While immediate resolution of metabolic acidosis and hyperuricemia was achieved, myoglobinuria and high rhabdomyolysis indices persisted, returning to baseline only in the following days (CPK 1612U /l, myoglobin 138 ng/ml). Taking into consideration the patient’s history of early morning seizures, in conjunction with metabolic acidosis, a normocaloric diet was put into place, with particular emphasis placed on the midnight meal consisting of slow-absorbing carbohydrates (cornstarch). This nutritional intervention was introduced alongside an anticonvulsant therapy consisting of Leviteracetam twice daily.
The patient was then referred to the Division of Metabolism at Ospedale Pediatrico Bambino Gesù in Rome for further diagnostic and therapeutic evaluations.
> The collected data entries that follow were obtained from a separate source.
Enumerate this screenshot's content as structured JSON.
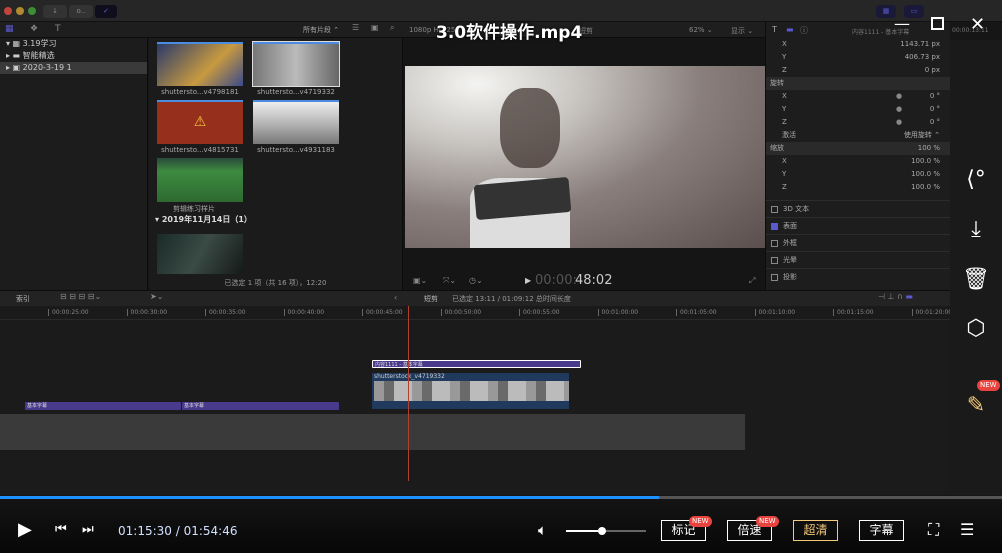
{
  "player": {
    "title": "3.0软件操作.mp4",
    "current_time": "01:15:30",
    "total_time": "01:54:46",
    "time_sep": " / ",
    "progress": 0.658,
    "volume": 0.45,
    "buttons": {
      "mark": "标记",
      "speed": "倍速",
      "quality": "超清",
      "subtitle": "字幕",
      "new_badge": "NEW"
    },
    "window": {
      "minimize": "—",
      "maximize": "☐",
      "close": "✕"
    }
  },
  "app": {
    "toolbar": {
      "filter": "所有片段 ⌃"
    },
    "sidebar": {
      "items": [
        {
          "label": "3.19学习"
        },
        {
          "label": "智能精选"
        },
        {
          "label": "2020-3-19 1"
        }
      ]
    },
    "browser": {
      "clips": [
        {
          "label": "shuttersto...v4798181"
        },
        {
          "label": "shuttersto...v4719332"
        },
        {
          "label": "shuttersto...v4815731"
        },
        {
          "label": "shuttersto...v4931183"
        },
        {
          "label": "剪辑练习样片"
        }
      ],
      "group": "2019年11月14日（1）",
      "status": "已选定 1 项（共 16 项），12:20"
    },
    "viewer": {
      "format": "1080p HD 25",
      "name": "短剪",
      "zoom": "62% ⌄",
      "display": "显示 ⌄",
      "timecode_dim": "00:00:",
      "timecode": "48:02"
    },
    "inspector": {
      "title": "内容1111 - 基本字幕",
      "time": "00:00:13:11",
      "position": [
        {
          "axis": "X",
          "value": "1143.71 px"
        },
        {
          "axis": "Y",
          "value": "406.73 px"
        },
        {
          "axis": "Z",
          "value": "0 px"
        }
      ],
      "rotation_label": "旋转",
      "rotation": [
        {
          "axis": "X",
          "value": "0 °"
        },
        {
          "axis": "Y",
          "value": "0 °"
        },
        {
          "axis": "Z",
          "value": "0 °"
        }
      ],
      "animate_label": "激活",
      "animate_value": "使用旋转 ⌃",
      "scale_label": "缩放",
      "scale_value": "100 %",
      "scale": [
        {
          "axis": "X",
          "value": "100.0 %"
        },
        {
          "axis": "Y",
          "value": "100.0 %"
        },
        {
          "axis": "Z",
          "value": "100.0 %"
        }
      ],
      "sections": [
        {
          "label": "3D 文本",
          "checked": false
        },
        {
          "label": "表面",
          "checked": true
        },
        {
          "label": "外框",
          "checked": false
        },
        {
          "label": "光晕",
          "checked": false
        },
        {
          "label": "投影",
          "checked": false
        }
      ]
    },
    "timeline": {
      "index": "索引",
      "project": "短剪",
      "info": "已选定 13:11 / 01:09:12 总时间长度",
      "ruler": [
        "00:00:25:00",
        "00:00:30:00",
        "00:00:35:00",
        "00:00:40:00",
        "00:00:45:00",
        "00:00:50:00",
        "00:00:55:00",
        "00:01:00:00",
        "00:01:05:00",
        "00:01:10:00",
        "00:01:15:00",
        "00:01:20:00"
      ],
      "title_clip": "内容1111 - 基本字幕",
      "video_clip": "shutterstock_v4719332",
      "sub_clips": [
        "基本字幕",
        "基本字幕"
      ]
    }
  },
  "colors": {
    "accent": "#1e90ff",
    "quality": "#f5c97a",
    "badge": "#e8443f",
    "clip_purple": "#4a3a8c",
    "clip_blue": "#1f3a5c"
  }
}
The metabolic work-up was always normal, both in the acute phases and in the intervening periods, specifically plasma and urinary amino acids, plasmatic acylcarnitine profile, and urinary organic acids, chromatography of urinary carbohydrates. A 24-h fasting test was performed resulting in normal glycemia, however an elevation of CPK together with ST segment depression at ECG was noticed. After nutrition recovery, both ECG and CPK values normalized. At the same time, the boy presented mild symptoms of pharyngodynia and rhinorrhea and tested positive for Covid-19. In consideration of many studies highlighting the potentially positive effects of ketogenic diet on many neurological diseases and muscular GSD III, V, VII [10,11,12,13,14] ketogenic diet was started to the patient. After five months from the start of ketogenic diet, the patient did not experience any further metabolic decompensations, as reported by phone interviews.